De acuerdo a la página web creada por el Gobierno Federal para la conmemoración de estos temas, bicentenario.com.mx, en su página 814 se dan la oportunidad de hablar sobre algunas de las actividades festivas que se comenzaron a realizar con la conquista, se habla de las fiestas cívicas obligatorias, que eran aquellas que tenía relación con la vida de la familia real de España: jura de nuevos monarcas, bautizos, cumpleaños, nacimientos, santos y bodas.
Luego nos relatan de aquellas que daban cuenta de las relaciones políticas de la monarquía con otras naciones: conmemoración de las victorias conseguidas por las armas reales y la celebración de alianzas. También hacen mención de las protocolarias como la llegada de un nuevo virrey, así como su cumpleaños o santo. Y quizás la más importante era la que conmemoraba la caída de Tenochtitlán en 1521: la fiesta de San Hipólito, conocida como el paseo del pendón, en donde nace la primera corrida o alanceamiento de toros bravos en la Nueva España, de lo cual abundaremos más adelante.

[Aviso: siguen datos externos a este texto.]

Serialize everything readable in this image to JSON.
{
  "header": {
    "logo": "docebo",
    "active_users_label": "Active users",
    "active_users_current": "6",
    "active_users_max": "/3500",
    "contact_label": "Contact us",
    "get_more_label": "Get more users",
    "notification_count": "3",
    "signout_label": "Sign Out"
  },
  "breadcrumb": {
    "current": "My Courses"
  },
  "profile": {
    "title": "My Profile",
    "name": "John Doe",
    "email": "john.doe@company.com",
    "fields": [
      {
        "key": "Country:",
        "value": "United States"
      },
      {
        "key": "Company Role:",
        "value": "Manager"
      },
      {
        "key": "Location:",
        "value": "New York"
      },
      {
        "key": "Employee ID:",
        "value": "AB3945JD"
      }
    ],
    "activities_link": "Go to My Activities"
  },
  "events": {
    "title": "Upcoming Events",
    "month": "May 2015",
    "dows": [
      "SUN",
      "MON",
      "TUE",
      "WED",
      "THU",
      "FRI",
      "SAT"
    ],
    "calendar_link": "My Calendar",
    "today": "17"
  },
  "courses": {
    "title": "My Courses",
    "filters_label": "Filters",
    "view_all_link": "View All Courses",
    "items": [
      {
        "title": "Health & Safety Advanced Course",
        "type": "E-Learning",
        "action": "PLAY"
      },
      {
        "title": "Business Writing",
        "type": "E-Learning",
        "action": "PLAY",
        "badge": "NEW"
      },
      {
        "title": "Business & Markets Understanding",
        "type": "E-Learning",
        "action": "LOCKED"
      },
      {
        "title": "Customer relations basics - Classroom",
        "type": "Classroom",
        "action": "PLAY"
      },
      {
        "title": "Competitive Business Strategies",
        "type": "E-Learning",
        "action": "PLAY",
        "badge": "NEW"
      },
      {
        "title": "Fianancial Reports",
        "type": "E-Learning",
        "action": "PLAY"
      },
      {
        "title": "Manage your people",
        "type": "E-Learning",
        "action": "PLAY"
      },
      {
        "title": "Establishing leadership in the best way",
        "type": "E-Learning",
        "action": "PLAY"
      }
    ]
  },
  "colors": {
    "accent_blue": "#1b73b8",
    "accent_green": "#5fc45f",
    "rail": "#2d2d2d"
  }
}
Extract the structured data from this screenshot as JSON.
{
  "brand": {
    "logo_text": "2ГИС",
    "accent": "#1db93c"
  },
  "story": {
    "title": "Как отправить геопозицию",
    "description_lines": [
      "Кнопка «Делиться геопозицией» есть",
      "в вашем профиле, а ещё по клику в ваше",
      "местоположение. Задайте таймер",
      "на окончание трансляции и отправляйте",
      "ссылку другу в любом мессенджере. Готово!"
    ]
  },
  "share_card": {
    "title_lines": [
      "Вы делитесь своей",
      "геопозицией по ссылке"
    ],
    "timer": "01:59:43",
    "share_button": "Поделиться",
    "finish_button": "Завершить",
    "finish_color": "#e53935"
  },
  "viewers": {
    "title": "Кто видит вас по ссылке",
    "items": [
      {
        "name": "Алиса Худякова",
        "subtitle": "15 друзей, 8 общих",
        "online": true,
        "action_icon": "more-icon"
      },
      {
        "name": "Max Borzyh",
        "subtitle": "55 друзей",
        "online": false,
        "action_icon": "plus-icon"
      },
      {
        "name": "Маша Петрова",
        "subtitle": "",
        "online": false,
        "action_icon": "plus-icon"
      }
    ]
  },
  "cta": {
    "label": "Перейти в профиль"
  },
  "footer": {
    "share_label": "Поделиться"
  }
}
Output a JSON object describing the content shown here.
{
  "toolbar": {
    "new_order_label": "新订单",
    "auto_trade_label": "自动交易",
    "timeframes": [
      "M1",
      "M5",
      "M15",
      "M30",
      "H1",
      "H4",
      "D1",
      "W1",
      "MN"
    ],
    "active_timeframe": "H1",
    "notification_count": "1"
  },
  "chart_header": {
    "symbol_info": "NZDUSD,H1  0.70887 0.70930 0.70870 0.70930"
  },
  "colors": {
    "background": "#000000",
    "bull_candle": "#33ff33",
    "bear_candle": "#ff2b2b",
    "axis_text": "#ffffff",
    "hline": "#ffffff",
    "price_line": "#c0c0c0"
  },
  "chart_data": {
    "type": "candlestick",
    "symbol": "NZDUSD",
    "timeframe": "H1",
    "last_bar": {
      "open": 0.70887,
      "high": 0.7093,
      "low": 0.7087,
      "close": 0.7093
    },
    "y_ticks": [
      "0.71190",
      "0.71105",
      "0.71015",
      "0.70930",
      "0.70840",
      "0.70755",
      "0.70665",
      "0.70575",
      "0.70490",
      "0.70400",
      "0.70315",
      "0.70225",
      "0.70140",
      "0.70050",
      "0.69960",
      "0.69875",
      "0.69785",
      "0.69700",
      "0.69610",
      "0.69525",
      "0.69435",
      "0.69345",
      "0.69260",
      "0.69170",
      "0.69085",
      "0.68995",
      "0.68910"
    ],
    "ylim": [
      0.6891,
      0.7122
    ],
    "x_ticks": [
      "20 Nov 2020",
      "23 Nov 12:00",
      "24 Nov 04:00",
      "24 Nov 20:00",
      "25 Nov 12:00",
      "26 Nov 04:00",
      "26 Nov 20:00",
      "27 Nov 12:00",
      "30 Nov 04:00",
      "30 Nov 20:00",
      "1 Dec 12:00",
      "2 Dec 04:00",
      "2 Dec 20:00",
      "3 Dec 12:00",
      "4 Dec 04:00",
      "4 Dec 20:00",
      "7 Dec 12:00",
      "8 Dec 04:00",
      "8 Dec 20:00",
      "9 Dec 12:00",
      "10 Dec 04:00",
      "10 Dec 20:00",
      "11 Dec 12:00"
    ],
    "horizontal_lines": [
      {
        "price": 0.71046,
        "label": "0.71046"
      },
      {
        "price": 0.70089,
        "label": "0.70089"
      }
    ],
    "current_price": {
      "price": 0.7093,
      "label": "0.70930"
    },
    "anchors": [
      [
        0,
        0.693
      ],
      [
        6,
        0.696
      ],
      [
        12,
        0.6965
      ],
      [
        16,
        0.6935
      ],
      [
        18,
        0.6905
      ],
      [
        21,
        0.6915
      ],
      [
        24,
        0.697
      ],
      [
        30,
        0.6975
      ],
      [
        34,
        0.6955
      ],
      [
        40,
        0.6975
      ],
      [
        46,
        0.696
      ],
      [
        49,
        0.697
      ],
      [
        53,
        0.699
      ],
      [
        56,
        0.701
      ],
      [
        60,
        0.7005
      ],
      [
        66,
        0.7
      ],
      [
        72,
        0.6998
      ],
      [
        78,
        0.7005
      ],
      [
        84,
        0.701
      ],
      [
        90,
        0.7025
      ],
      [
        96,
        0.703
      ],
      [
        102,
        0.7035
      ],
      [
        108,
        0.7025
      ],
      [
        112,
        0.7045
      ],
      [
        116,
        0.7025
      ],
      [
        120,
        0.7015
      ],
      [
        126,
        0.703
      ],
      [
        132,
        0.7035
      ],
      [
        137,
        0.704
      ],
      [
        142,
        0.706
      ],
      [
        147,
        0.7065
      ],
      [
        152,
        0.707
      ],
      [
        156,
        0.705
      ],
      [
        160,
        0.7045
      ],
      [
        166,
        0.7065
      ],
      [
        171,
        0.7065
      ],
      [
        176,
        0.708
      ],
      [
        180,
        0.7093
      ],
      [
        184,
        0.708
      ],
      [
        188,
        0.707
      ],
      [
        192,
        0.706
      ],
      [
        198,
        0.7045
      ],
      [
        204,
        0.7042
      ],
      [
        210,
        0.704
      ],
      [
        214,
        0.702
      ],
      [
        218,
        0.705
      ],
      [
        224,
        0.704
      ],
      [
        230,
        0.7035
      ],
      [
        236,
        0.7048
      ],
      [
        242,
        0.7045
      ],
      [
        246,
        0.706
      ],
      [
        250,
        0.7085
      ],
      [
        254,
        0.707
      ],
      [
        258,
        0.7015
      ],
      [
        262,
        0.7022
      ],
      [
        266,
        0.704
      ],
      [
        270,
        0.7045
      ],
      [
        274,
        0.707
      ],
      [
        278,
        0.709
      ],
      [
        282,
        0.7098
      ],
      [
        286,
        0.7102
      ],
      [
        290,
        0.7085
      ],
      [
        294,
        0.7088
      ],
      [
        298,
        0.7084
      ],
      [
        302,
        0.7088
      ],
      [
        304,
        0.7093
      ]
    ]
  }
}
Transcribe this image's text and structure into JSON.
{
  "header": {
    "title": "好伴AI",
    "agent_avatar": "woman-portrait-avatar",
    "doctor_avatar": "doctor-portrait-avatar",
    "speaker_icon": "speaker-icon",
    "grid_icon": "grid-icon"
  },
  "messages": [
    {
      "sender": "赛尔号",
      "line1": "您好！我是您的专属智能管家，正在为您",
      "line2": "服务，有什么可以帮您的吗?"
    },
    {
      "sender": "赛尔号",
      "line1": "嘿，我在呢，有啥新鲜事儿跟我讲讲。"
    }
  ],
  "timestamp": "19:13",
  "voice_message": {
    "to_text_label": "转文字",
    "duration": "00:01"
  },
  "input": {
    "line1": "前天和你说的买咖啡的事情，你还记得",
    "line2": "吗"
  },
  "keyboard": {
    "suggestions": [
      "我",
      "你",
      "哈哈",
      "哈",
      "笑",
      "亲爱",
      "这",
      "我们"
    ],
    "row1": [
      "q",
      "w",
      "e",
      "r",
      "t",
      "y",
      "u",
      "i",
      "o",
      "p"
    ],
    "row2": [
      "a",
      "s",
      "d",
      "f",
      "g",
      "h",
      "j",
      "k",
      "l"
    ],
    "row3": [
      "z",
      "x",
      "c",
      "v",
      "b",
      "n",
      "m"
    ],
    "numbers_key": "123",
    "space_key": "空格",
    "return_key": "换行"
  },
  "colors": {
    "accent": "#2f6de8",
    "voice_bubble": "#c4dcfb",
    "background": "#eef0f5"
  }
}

En cuanto a las festividades religiosas oficiales se detalla que la fiesta de la Candelaria, la Semana Santa, el día Corpus Christi, la Asunción de Nuestra Señora, la de Santa Rosa de Lima, la de Nuestra Señora de los Remedios, la de Nuestra Señora de Guadalupe y la de San Pedro y San Pablo eran las que no se podían dejar pasar por ningún motivo.
De los siglos XVI al XIX, mientras estuvo la dominación e la corona española hubo dos espectáculos que estuvieron presentes en todas las actividades festivas de los habitantes, nos referimos a los toros y al teatro.
No había celebración en la cual no se llevaran a cabo corridas de toros; era común que los cosos se levantaran y desmontaran tantas veces fuera necesario, y no fue sino hasta 1815 cuando se construyó una plaza permanente, la de San Pablo. Pero también existieron otras actividades de gran relevancia y agrado de los novohispanos, tal es el caso del juego de la pelota vasca, cuya cancha principal era la de San Camilo y en los encuentros se podía apostar, asimismo los gallos tenían su buena afición.
En un artículo encontrado en fortunecity.es, el cual está titulado como “El Toro en el Mundo” se habla de que los bovinos fueron introducidos en América por los españoles, mas como fuente de abastecimiento que como instrumento como instrumento para el juego de la lidia. El ganado proliferó tato que muchas huyeron a la selva y se hicieron salvajes.
José de la Tixera dejó constancia de la crianza de ganado bravo en nuestro país, en 1802 este tratadista taurino escribió: “En los reinos de México, Lima y otros de la América española se crían toros de bastante alzada y bravos, aunque para las varas, banderillas y estoques, de muy inferior valentía que los nuestros de la Península”… “La principal causa física de semejante variedad consiste en la diferencia notable que hay entre aquellos y estos climas, y en lo menos sustancioso de los pastos de allí. Por consiguiente, no son los toros americanos tan ligeros resueltos y prontos”.